There are some other very subtle conclusions that you could draw from this analysis.

  • If you were preparing for a penetration test and did not have the tools or time to conduct testing before hand, correlating the vulnerabilities found with Nessus allows you to prioritize what needs to be addressed first.
  • Since Metasploit is free and widely deployed, you can assume that any reasonably-skilled adversary will make use of it and you should give some preference to fixing vulnerabilities exploitable by that framework.
  • Deploying Nessus for scans externally and internally, as well as performing scans with and without credentials, identifies vulnerabilities that can be used to “simulate” external penetration tests, as well as those being launched against client-side applications, such as, email, browsers, and chat tools.
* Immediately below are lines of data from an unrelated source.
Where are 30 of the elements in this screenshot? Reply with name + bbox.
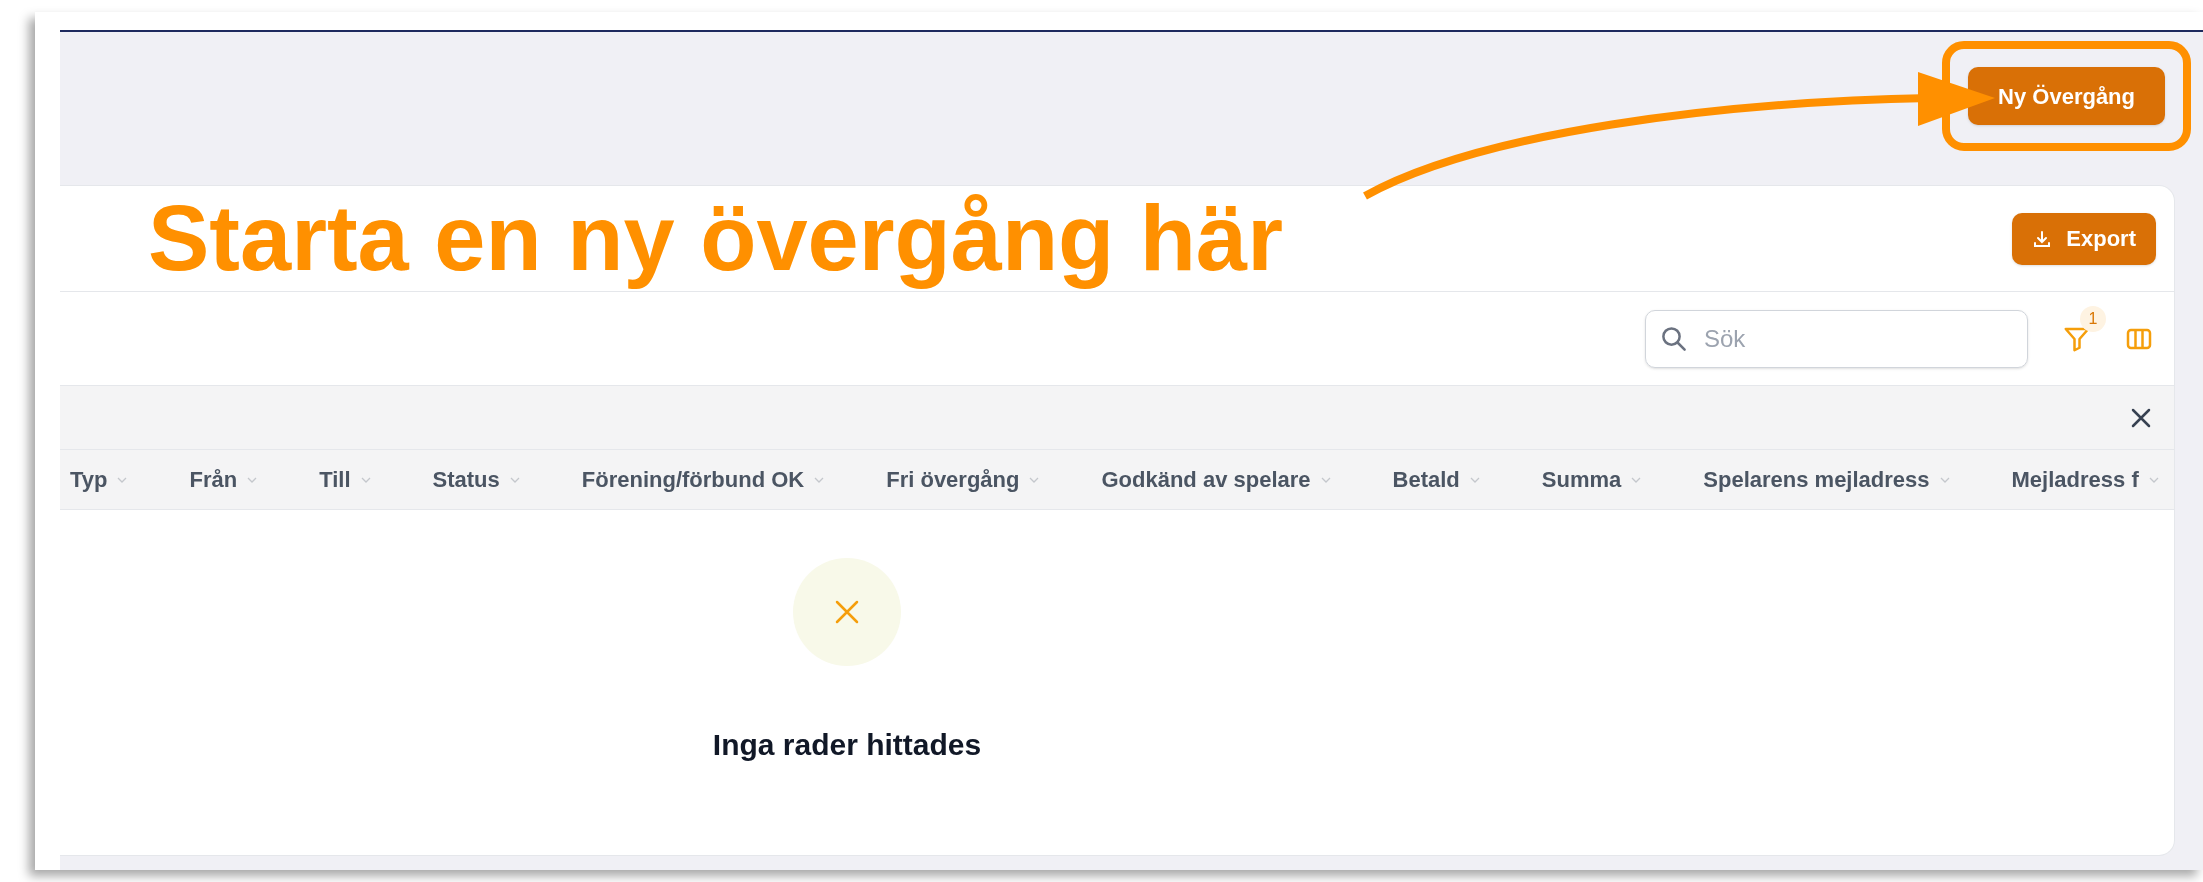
chevron-down-icon xyxy=(1469,476,1480,483)
chevron-down-icon xyxy=(247,476,258,483)
column-header[interactable]: Status xyxy=(432,463,520,496)
chevron-down-icon xyxy=(2148,476,2159,483)
chevron-down-icon xyxy=(509,476,520,483)
annotation-text: Starta en ny övergång här xyxy=(148,186,1283,291)
chevron-down-icon xyxy=(1029,476,1040,483)
close-icon[interactable] xyxy=(2130,406,2152,429)
search-field[interactable]: Sök xyxy=(1645,309,2028,368)
column-header[interactable]: Godkänd av spelare xyxy=(1101,463,1331,496)
close-icon xyxy=(834,599,860,625)
empty-message: Inga rader hittades xyxy=(712,727,982,763)
column-header[interactable]: Från xyxy=(189,463,258,496)
download-icon xyxy=(2032,228,2053,249)
chevron-down-icon xyxy=(360,476,371,483)
chevron-down-icon xyxy=(1320,476,1331,483)
column-header[interactable]: Typ xyxy=(70,463,128,496)
chevron-down-icon xyxy=(1631,476,1642,483)
column-header[interactable]: Betald xyxy=(1392,463,1480,496)
columns-icon[interactable] xyxy=(2126,326,2152,351)
chevron-down-icon xyxy=(814,476,825,483)
column-header[interactable]: Spelarens mejladress xyxy=(1703,463,1950,496)
column-header[interactable]: Mejladress f xyxy=(2011,463,2159,496)
column-header[interactable]: Till xyxy=(319,463,371,496)
chevron-down-icon xyxy=(1939,476,1950,483)
filter-count-badge: 1 xyxy=(2080,305,2106,332)
column-header[interactable]: Fri övergång xyxy=(886,463,1040,496)
column-header[interactable]: Förening/förbund OK xyxy=(581,463,825,496)
chevron-down-icon xyxy=(117,476,128,483)
column-header[interactable]: Summa xyxy=(1541,463,1642,496)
Organizations can perform this sort of analysis in real time, across multiple organizations, and with multiple users by using Tenable’s Unified Security Monitoring solution, which includes Nessus, the Passive Vulnerability Scanner (PVS), and SecurityCenter. This solution allows flexible vulnerability scanning, continuous network traffic monitoring to identify vulnerabilities, and enterprise-grade reporting, alerting, dashboards, and ticketing.

For example, the screen shot below was created with SecurityCenter and PVS watching network traffic on a network of 1,000 desktops, workstations, and servers. It has a real-time dashboard, which dynamically identifies vulnerabilities exploitable by CORE's product line and by the Metasploit project for the past fifty days. 



This type of trending can provide great insight as to how likely a penetration testing team will be able to compromise and target your network.